En tant que société, nous avons un choix à faire : les violences sexuelles doivent-elles être cachées ou révélées ?

On ne peut pas à la fois s’étonner que les violences sexuelles soient les plus sous-dénoncées, et punir les femmes qui tentent de lever le voile. Celles qui nomment leurs agresseurs sont lourdement critiquées, on leur reproche (selon une conception très erronée du concept) de bafouer la présomption d’innocence, on leur en veut de ne pas s’être comportées en « bonnes victimes » en allant voir une police souvent inutile, voire revictimisante. Alors de grâce, qu’on cesse de s’étonner que les agresseurs restent dans l’ombre !

Il faudrait bien cesser de contrôler la manière dont les victimes nous rendent le service de dénoncer les hommes violents (car elles protègent ainsi leur prochaine), et plutôt réfléchir à la manière de leur faciliter la tâche.

Car il est certain que la légèreté avec laquelle les hommes accusés de violence assomment les femmes de poursuites en diffamation ne fait rien pour enrayer la culture du viol. J’ai moi-même reçu une menace d’une telle poursuite simplement pour avoir partagé le témoignage d’une amie. Lorsqu’on ne connaît pas le droit ou qu’on a peu de moyens, même une menace frivole a de quoi faire trembler.
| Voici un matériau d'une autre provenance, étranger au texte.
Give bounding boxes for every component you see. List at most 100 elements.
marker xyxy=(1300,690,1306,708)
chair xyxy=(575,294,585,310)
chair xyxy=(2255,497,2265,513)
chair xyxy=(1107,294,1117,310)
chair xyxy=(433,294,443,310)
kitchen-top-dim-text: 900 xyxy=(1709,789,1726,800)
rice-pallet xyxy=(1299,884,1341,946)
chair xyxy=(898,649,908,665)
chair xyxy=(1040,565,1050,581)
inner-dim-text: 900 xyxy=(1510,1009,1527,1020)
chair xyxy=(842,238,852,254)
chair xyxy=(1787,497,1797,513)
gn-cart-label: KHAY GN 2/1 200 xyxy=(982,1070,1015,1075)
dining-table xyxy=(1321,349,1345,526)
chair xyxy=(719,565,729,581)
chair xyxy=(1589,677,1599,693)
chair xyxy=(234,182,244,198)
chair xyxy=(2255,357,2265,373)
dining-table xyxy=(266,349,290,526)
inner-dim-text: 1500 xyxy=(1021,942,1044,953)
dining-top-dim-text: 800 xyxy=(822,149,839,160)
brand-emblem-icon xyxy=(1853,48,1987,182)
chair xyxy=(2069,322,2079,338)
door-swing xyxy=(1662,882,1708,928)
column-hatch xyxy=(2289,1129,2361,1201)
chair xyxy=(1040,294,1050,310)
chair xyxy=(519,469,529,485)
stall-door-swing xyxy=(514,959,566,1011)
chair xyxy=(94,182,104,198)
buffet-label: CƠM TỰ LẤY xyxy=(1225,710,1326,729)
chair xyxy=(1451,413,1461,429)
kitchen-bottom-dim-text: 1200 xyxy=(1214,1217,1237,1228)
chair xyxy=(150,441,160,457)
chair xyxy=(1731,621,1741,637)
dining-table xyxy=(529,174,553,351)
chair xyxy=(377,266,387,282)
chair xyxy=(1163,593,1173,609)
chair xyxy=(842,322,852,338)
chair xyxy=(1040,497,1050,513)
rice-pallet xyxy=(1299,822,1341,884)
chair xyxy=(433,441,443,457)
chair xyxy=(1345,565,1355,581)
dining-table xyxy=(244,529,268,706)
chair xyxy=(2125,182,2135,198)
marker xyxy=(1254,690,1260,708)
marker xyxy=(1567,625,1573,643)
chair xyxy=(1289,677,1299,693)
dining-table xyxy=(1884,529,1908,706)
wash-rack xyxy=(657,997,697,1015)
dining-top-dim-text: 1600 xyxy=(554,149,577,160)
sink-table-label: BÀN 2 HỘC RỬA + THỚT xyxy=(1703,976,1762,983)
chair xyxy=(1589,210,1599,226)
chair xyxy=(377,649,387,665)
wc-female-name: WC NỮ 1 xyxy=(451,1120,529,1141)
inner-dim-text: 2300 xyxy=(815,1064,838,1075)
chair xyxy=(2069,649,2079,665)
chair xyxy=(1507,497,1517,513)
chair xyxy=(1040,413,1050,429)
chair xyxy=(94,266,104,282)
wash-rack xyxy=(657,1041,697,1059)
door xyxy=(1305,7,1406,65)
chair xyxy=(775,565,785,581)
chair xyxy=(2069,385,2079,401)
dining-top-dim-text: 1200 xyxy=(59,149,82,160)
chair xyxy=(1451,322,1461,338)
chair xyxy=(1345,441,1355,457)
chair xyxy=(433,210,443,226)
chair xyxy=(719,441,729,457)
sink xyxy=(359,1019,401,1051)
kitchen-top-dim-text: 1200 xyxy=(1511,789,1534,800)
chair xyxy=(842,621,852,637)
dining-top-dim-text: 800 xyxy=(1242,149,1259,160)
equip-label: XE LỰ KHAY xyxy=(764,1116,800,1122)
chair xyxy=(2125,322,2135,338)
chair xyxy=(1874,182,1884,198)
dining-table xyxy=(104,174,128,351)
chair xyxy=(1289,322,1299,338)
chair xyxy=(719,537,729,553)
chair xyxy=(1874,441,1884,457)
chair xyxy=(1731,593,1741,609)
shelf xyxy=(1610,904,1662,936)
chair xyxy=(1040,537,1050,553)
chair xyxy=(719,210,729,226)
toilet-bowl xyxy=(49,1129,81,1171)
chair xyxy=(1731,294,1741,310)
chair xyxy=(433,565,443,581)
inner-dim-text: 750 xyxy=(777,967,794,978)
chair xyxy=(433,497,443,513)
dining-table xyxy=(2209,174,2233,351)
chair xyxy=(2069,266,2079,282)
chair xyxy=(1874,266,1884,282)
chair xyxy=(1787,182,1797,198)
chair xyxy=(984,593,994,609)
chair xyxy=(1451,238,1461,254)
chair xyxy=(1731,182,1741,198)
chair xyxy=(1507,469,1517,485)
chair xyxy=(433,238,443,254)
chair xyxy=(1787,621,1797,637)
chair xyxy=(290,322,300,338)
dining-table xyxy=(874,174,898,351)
C’est donc un triste jour pour les victimes de violences sexuelles – mais c’est le cas depuis que la poursuite a été entamée. La question va bien au-delà de l’anonymat. Qu’elles gagnent ou qu’elles perdent, les administratrices de « Dis son nom » auront souffert le stress et les coûts de la judiciarisation. Et pendant qu’elles luttent pour elles, mais aussi pour tant d’autres, Monsieur Tout-le-Monde continuera d’affirmer « comment ça se fait qu’on ne savait pas ? » et « voyons donc, ça n’existe pas, ça, la culture du viol ».